米国の金利は現在3%近くまで上昇し、ドル高傾向です。更に基軸通貨であり世界の決済で使われる「安全なドル」を買いたいという流れが起こるのも当然ですね。

参照:Investing.com

このような理由から新興国通貨が売られドルが買われるといった現象が起こり、新興国通貨に対しての売り圧力が強くなっているのです。

米国第一主義びよるカントリーリスクの高まり

2つ目の理由はトランプ大統領以降の米国第一主義によるカントリーリスクの高まりが挙げられます。

現在の米国は自国第一主義です。その姿勢が保護貿易主義や他国に対する高圧的な態度へと繋がっています。

そういった姿勢が市場においてカントリーリスクとして捉えられることにより、新興国通貨の売りを加速させています。

実際にトルコのクーデターに加担したとされ囚われた米国人牧師の解放を巡り米国とトルコ間でのカントリーリスクが高まっています。

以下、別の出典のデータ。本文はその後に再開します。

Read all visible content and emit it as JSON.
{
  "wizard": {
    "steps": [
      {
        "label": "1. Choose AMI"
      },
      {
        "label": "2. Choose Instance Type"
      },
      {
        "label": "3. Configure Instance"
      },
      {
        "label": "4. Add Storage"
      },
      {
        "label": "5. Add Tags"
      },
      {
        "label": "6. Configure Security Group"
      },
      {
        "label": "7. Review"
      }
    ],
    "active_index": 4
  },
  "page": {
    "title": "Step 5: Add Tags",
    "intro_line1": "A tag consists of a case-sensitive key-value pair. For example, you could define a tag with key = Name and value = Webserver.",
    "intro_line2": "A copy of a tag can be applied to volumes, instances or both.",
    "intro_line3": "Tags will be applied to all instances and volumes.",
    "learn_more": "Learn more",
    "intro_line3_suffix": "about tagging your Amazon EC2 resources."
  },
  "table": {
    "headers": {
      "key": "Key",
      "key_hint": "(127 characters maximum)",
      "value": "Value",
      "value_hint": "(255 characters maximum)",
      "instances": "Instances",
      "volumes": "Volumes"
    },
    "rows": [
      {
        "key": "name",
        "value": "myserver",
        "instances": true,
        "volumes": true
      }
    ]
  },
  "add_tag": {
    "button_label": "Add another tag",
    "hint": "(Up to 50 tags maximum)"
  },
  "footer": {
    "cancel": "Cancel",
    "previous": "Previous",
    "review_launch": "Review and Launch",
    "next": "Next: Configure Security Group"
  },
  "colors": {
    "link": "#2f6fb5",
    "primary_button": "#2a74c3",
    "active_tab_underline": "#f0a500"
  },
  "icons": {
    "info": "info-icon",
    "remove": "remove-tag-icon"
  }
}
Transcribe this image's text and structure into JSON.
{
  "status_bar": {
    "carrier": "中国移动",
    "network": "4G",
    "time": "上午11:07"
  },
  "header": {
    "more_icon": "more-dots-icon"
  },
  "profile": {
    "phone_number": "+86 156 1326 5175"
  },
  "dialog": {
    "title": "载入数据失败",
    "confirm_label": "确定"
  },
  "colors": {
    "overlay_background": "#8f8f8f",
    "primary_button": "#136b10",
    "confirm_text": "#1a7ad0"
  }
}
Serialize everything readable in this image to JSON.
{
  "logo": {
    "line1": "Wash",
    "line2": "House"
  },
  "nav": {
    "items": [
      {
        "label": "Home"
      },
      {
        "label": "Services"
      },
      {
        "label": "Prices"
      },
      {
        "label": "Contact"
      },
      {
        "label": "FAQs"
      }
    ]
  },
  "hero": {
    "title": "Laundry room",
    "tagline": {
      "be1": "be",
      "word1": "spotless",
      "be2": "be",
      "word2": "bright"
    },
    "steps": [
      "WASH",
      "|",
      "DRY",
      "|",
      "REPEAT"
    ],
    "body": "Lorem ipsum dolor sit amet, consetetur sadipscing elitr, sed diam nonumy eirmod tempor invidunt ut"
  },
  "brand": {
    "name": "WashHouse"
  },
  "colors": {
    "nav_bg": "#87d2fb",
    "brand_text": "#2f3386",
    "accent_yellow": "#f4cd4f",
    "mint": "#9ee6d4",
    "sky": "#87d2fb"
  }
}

米国が牧師の解放を行うよう圧力をかけ、その圧力に対してトルコも反発するといった構図ができています。その緊張からトルコリラは売り込まれ現在では17円台まで下落している状況です。

まとめ

以上2つのリスク要因から新興国通貨は売り込まれており、今後も状況が変わらない限り下落する可能性が高いと考えられます。

南アフリカランドやトルコリラなどの新興国通貨を買おうと考えている方は注意しましょう。